Body and Soul

A redaction of W.H. Auden, 'No, Plato, No' (1973)

 

I can't imagine anything

on Earth I'd less like to be

than a disincarnate spirit -

with nothing to do but sing

the song of the stars eternally,

with only the Lord to hear it.

 

How tragic not to do human stuff

like chew or sip, or salivate

over a girl in a magazine

at the dentist's. It's tough

not being able to guess the weight

of a cake and win a soup-tureen

 

or gramophone at the summer

fete, or gleefully waddle around

in the park with a tireless dog 

or great-nephew. What a bummer!

Little things too make my heart bound

with joy, my senses all agog:

 

smells of mint and musk and dung,

my grandpa's grave alive with moss,

the silence of a mended tap,

the hopeful muddles of the young,

that marvellous feeling when you toss

small change into a busker's cap.

 

God placed me exactly here -

give me one more decade please!

This sub-lunar world is a riot -

the clubs, the farms, the biosphere.

We drink, we snooze, play bridge, keep bees;

we write to keep our demons quiet.

 

Meanwhile, my organs slave away

without complaint, twenty-four/seven,

doing my will as the Lord designed.

It's a miracle - for I have to say,

I haven't a clue how in Heaven

they work. Can they read my mind?

 

Might they dream of another dimension,

released from the great 'I Am'?

Will they dance when my loved ones scatter

my ashes and cancel my pension?

Will they smile when Hamlet's just ham

and they're irresponsible matter?

 


Four Feather Falls

An encounter with a feather-lined overcoat

 

 

The prime minister visits schools, and dinner ladies,

his overcoat too limp and lean to feed us:

we don't expect compassion from our leaders.

 

In the cloakroom, the ghost of a snowy owl,

a skeleton humoured at the draper's ball,

a coward's Christmas: white feathers for all.

 

A sweet girl, draped backwards on a prefect's chair,

reflecting on the Establishment's allure,

has been passed over for the prefecture.

 

One feather would not be missed, and nor would 

   two,

save those with spots, like ermine possibly,

the ones you'd count, like diamonds in your tea,

 

tinkling and sweating in the members' lounge,

knees winking, neckline plumping for the plunge,

her blush pinched up to meet the vampire's lunge.

 

Each fling's a fledgling for the empty nester

whose cuckoo's duty is her loveless big bad sister.

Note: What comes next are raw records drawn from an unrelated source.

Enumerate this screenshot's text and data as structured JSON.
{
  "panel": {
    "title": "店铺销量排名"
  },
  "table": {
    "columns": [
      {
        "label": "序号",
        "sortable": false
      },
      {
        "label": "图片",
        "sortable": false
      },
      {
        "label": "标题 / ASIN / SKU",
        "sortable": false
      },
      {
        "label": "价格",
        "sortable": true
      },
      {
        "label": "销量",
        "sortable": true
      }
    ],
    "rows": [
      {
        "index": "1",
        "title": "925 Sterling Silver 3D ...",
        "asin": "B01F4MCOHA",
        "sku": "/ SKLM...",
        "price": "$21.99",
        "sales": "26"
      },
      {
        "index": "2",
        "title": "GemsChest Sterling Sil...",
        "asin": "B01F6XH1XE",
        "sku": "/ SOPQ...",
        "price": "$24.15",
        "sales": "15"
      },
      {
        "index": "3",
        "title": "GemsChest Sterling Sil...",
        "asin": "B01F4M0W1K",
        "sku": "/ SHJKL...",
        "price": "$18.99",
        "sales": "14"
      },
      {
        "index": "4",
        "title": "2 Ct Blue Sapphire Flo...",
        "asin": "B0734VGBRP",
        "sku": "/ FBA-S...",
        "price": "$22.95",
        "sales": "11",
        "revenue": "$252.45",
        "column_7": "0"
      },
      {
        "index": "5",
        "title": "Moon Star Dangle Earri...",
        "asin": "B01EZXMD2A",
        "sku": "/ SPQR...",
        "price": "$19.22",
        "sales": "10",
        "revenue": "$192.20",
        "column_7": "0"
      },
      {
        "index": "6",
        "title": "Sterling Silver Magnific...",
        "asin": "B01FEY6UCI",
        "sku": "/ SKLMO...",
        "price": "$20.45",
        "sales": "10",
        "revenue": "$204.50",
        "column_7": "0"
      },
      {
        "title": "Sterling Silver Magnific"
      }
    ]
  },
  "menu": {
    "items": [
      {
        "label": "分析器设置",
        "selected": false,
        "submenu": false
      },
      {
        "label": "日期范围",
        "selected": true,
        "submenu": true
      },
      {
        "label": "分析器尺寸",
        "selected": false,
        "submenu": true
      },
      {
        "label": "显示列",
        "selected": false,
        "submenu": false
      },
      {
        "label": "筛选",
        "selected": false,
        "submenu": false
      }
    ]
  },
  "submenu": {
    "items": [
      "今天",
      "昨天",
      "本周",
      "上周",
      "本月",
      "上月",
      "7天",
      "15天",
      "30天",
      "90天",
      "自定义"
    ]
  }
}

Two feathers too many ostracize the twister,

 

a gladiator-artist flinging his net

to catch a generation, talentless and tight -

the pool so splashy in the summer night.

 

 

Autumn Leaves

 

 

Leaves, gold, yellow and brown,

      sit on swirls of gravel - floating worries,

dead butterflies nobody misses,

      the adjective shower behind the frown,

strewn wrappings of ancestral stories,

      widowy husks of chrysalises.

 

And now I think back to my one lost

      love, enduring, immovable stone

island weathered by wind and rain,

      and as I weaken and reckon the cost,

I embrace the consolation: no one

      will ever have her that young again.

 

After a minute or two I fetch the rake

      with the long bamboo handle, settle

it in my hands, and swinging it out to graze

      the gravel lightly, for the gravel's sake

catch a few leaves in its tines and haul

      them in, like a netful of heedless days.

 

 

  

A.M., P.M.

 

Good morning! The dare's well breakfasted on trust.

Your fingers wave goodbye to last night's fist,

unclenching to scribble your number, chance a tryst.

 

We meet as innocents, the slate wiped clean

before school starts, track record ours alone,

with miles of thanks for every classless clone.

 

Clear air, as racing drivers say, is what we taste,

fresh every morning, history's sins confessed,

revision done and dusted as we flunk the test

 

of the turning day, floundering between all or none

among social nuances, setting of a precious stone

whose workshop's dubious and whose worth's 

   unknown.

 

Would cake adore a fork or die for a spoon?

Welcome to teatime, klutz. Good afternoon.